Shearwater Solutions (Shearwater) provides a range of services relating to policies. The services range from reviewing and updating existing policies, to aligning policies with standards such as Payment Card Industry Data Security Standard (PCI DSS), ISO/IEC 27001 and SOX to full development of policies in conjunction with your staff as well as reviewing technical compliance.
A security policy outlines the requirements with regard to information security within an environment. Combined with standards, guidelines and procedures this allows management to take control of information security. What this means in real terms is that employees know what is expected of them, what is acceptable and what is not. This applies to both users of IT as well as to those who manage it.

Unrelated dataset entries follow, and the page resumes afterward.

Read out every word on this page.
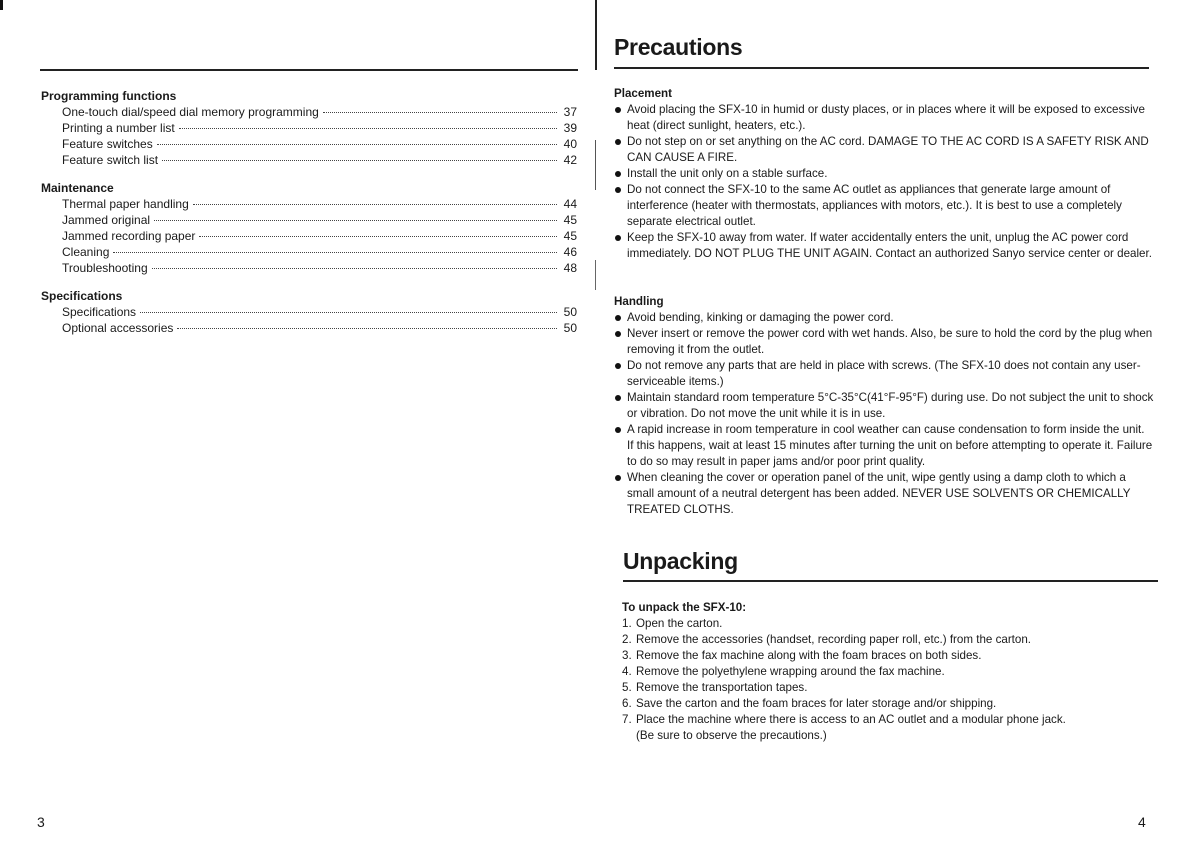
Programming functions

One-touch dial/speed dial memory programming	37
Printing a number list	39
Feature switches	40
Feature switch list	42

Maintenance

Thermal paper handling	44
Jammed original	45
Jammed recording paper	45
Cleaning	46
Troubleshooting	48

Specifications

Specifications	50
Optional accessories	50
3
Precautions

Placement

Avoid placing the SFX-10 in humid or dusty places, or in places where it will be exposed to excessive heat (direct sunlight, heaters, etc.).
Do not step on or set anything on the AC cord. DAMAGE TO THE AC CORD IS A SAFETY RISK AND CAN CAUSE A FIRE.
Install the unit only on a stable surface.
Do not connect the SFX-10 to the same AC outlet as appliances that generate large amount of interference (heater with thermostats, appliances with motors, etc.). It is best to use a completely separate electrical outlet.
Keep the SFX-10 away from water. If water accidentally enters the unit, unplug the AC power cord immediately. DO NOT PLUG THE UNIT AGAIN. Contact an authorized Sanyo service center or dealer.

Handling

Avoid bending, kinking or damaging the power cord.
Never insert or remove the power cord with wet hands. Also, be sure to hold the cord by the plug when removing it from the outlet.
Do not remove any parts that are held in place with screws. (The SFX-10 does not contain any user-serviceable items.)
Maintain standard room temperature 5°C-35°C(41°F-95°F) during use. Do not subject the unit to shock or vibration. Do not move the unit while it is in use.
A rapid increase in room temperature in cool weather can cause condensation to form inside the unit. If this happens, wait at least 15 minutes after turning the unit on before attempting to operate it. Failure to do so may result in paper jams and/or poor print quality.
When cleaning the cover or operation panel of the unit, wipe gently using a damp cloth to which a small amount of a neutral detergent has been added. NEVER USE SOLVENTS OR CHEMICALLY TREATED CLOTHS.
Unpacking

To unpack the SFX-10:

1. Open the carton.
2. Remove the accessories (handset, recording paper roll, etc.) from the carton.
3. Remove the fax machine along with the foam braces on both sides.
4. Remove the polyethylene wrapping around the fax machine.
5. Remove the transportation tapes.
6. Save the carton and the foam braces for later storage and/or shipping.
7. Place the machine where there is access to an AC outlet and a modular phone jack.
(Be sure to observe the precautions.)
4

Without appropriate policies,
- Staff members may be unaware of their responsibilities and duties regarding IT Security. Consequently, they may deliberately or accidentally compromise corporate information.
- Management may have no recourse against perpetrators.
- Staff has no official guideline for configuring and administering systems with regard to IT Security.
- Systems may be secured inappropriately as the value of the information is not known or has not been adequately determined.
- Management may be unable to demonstrate due care and diligence with regards to information security.
- The company, company directors and management may be held liable.
Generally speaking, organisations operating without a security policy have a tendency to have security controls implemented inconsistently. This often results in loopholes that can be exploited or procedures that fail. Furthermore, detecting and resolving these weaknesses can be difficult and time consuming.